Levie Sluijzer werd op 6 april 1943 gedeporteerd van Westerbork naar Sobibor. Hij sprak met zijn achterblijvende broer af om een briefje aan de onderkant van zijn wagon te verstoppen. De broers wisten dat dezelfde treinen heen en weer reden. Broer Mozes overleefde de oorlog en bewaarde het onthutsende verslag uit de eerste hand. In het boek Vernietigingskamp Sobibor van Jules Schelvis wordt deze geschiedenis uitgebreid beschreven. Het originele briefje maakt deel uit van het Westerbork-archief (Coll. 250i – inv.nr 1075) van het NIOD Instituut voor Oorlogs-, Holocaust- en Genocidestudies.
Transcriptie:
Eerste dag van de reis was al verschrikkelijk. De wagon was tjokvol. Wanneer iemand van de wc gebruik moet maken moet hij over anderen heen klimmen. Vooral voor de zieken is het enorm lastig wanneer die uit de bedden geholpen moeten worden. De stemming is nu al vreselijk, iedereen kift en maakt ruzie. Wanneer de deur dicht is, stinkt het ontzettend en erg benauwd. De deur open, dan tocht het erg. We zitten in pikdonker. ‘s Nachts is het niet uit te houden van de kou. Het is een ontzettende nacht en wanneer we ‘s morgens de deur open maken blijkt dat het hier hartje winter is. eerst komen we krijgsgevangenen tegen. Russen die vriendelijk dag wuiven. De natuur is prachtig. Later op de morgen zien we Joden op de trambaan. Waarschijnlijk Poolse want er staat een P op. Ze zien er behoorlijk uit. ‘s Morgens wordt er door de Groene gevraagd of er soms een paar verrekt zijn en inderdaad, er zijn twee Joden door kou en ellende omgekomen. Ze worden in de bagagewagen geplaatst. Ze rekenen schijnbaar op doden. Maar anderzijds, gezien het lichte werk wat de Poolse Joden doen zie ik het niet zwart in. Inmiddels komen we in warmere omgeving en knappen we wat op. Vele van ons zijn geradbraakt want de banken zijn keihard en door alle naden tocht het. In Duitsland hebben we vele gedeelten gebombardeerd gezien, en eindeloze weilanden maar zonder vee. Dag en nacht wordt doorgereden. Vele Franse krijgsgevangenen hebben we gezien, ook in kampen. Op het station in Hannover kreeg iedere trein een melkketel water. De kruiers (witkielen) waren Joden. De vele kleren die wij aan hebben zijn hard nodig, want ‘s nachts is het bar koud. ‘s Middags komen we in de buurt van Breslau waar we een aantal Nederlandse Joden op het land zien werken. Die waren al negen maanden weg, want Broeks is daar ook bij. Ze wezen op hun mond ten teken dat ze honger hadden maar wij konden ze niets opgooien want er waren Groenen bij. Tegen de avond worden we allemaal een beetje gaar want de banken zijn keihard en doen ons geweldig pijn. Geslapen hebben we niet. De Groenen zijn erg voorkomend en vriendelijk. Valt best mee. Aan de vele stations geven zij ons water en ook brood met worst en jam. Breslau gepasseerd. Allemaal kale vlakten. De nacht is gelukkig voorbij want die zijn erg. Over al komt tocht door en nergens kan je slapen. We zijn allen doodop. Toch is de Joodse humor niet te verslaan, want ondanks alle ellende worden er geintjes gemaakt.

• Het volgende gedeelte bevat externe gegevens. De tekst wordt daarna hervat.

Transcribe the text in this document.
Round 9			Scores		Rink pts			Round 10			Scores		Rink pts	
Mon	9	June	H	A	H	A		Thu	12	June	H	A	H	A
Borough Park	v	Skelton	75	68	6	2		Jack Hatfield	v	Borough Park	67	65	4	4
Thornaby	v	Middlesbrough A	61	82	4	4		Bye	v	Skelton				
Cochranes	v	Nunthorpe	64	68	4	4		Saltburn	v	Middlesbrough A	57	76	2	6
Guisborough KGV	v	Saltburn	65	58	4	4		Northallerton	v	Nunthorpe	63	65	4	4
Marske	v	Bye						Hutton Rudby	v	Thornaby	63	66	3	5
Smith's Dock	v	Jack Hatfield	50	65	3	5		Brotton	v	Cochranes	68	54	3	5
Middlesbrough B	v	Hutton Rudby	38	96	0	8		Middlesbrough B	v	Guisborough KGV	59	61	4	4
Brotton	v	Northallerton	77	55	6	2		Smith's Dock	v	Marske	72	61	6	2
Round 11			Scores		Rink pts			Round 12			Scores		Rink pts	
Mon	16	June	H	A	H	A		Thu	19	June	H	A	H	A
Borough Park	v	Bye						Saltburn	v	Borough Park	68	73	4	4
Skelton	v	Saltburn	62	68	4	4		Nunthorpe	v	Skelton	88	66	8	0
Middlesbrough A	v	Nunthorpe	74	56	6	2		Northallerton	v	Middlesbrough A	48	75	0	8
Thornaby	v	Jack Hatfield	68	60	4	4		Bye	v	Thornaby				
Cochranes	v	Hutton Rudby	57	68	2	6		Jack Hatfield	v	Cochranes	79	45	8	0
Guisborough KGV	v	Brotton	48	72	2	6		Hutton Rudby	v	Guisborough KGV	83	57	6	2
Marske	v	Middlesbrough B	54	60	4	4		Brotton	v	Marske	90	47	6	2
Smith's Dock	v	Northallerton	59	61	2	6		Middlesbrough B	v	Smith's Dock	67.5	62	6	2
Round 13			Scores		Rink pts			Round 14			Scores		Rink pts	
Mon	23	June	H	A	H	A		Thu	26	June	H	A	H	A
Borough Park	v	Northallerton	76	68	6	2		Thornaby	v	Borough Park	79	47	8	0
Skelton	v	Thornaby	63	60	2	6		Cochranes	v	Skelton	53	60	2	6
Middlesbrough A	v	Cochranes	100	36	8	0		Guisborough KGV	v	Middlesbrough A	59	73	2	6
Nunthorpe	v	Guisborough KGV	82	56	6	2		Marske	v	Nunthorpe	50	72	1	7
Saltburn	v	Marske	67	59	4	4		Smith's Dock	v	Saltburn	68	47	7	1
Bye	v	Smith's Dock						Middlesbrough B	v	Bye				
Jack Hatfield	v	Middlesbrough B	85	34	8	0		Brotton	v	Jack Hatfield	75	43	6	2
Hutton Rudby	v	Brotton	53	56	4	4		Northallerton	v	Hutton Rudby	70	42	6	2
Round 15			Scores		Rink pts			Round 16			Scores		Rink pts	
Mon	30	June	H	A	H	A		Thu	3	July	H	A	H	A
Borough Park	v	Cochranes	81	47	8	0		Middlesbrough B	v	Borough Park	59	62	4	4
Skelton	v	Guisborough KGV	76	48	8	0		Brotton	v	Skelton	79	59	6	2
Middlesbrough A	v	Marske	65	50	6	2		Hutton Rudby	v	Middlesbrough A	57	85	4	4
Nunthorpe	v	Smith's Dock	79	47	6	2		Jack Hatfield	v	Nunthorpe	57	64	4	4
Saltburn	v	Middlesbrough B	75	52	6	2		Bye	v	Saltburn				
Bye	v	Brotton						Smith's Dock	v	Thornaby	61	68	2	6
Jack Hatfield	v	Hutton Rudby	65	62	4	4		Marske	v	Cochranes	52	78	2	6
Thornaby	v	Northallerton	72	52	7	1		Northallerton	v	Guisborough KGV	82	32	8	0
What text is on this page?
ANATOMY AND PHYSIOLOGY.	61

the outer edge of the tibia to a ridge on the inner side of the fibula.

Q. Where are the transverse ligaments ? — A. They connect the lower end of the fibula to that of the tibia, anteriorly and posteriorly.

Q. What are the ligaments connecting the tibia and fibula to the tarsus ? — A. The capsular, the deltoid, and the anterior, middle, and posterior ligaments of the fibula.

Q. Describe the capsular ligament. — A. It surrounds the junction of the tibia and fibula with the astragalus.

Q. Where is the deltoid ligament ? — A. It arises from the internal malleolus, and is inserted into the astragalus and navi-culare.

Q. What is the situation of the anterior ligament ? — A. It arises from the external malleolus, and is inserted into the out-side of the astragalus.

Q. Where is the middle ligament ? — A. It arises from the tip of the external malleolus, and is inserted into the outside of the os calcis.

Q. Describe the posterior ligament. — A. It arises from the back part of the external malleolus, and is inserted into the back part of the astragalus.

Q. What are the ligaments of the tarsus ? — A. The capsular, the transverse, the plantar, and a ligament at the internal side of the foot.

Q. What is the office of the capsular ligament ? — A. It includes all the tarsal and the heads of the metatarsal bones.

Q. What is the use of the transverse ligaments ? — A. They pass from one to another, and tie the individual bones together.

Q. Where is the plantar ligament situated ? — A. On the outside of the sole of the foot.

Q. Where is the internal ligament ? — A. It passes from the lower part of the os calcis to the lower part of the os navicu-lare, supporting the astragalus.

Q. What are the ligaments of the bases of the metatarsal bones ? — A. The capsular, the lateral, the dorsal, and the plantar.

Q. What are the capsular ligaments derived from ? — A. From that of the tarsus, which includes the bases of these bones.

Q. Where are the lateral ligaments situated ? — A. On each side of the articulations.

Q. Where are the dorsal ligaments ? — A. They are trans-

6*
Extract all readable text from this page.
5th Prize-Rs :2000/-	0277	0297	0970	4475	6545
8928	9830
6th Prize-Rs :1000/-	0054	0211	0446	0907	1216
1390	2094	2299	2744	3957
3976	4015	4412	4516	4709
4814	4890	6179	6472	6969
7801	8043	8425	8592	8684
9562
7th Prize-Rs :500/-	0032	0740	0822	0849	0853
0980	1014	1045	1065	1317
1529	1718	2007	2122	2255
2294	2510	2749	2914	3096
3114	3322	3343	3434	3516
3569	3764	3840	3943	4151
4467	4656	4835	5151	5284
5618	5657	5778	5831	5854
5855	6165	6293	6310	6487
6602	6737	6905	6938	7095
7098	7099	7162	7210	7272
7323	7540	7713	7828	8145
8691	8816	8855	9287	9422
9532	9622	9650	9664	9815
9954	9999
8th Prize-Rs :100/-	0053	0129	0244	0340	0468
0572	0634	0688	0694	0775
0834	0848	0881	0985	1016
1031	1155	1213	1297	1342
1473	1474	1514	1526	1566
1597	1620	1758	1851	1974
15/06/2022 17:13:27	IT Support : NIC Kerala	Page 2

Tegen de morgen staan we stil. Het lijkt dat de spoorlijnen gebombardeerd zijn en we moeten omrijden, dus zal de reis veel langer duren. Ik zie als een berg op tegen de derde nacht want al die tijd zijn we niet uit de kleren geweest, niet gewassen, niets warms gegeten of gedronken. Het is meer als erg. We zien nu op vele plaatsen krijgsgevangenen weken zoals stenen bikken, karren voortduwen enzovoorts onder leiding van Duitse soldaten. De omgeving is prachtig, enorme bergen met bossen begroeid en eindeloze landvlakten. Het is opmerkelijk dat we zo weinig mensen zien en vee helemaal niet. Trouwens, Polen ziet er helemaal armoedig uit. Bij informatie bij Poolse boer blijkt dat we 100 kilometer van Lublin af zijn, dus vanavond zijn we er. Wij hebben er 3 dagen en 2 nachten over gedaan, een bloedreis. De Poolse boer zei dat de Joden neergeschoten waren. Wij hopen op een beter lot. Van dorst geen last gehad want op de stations mochten we melkbussen met water vullen.
PS: stop met die kaarten voor pakketten, is nep, want we kregen niets. Vinder van deze brief moet hem afgeven.
M.S. Barak 69 Westerbork. Geef de groeten aan Moeder.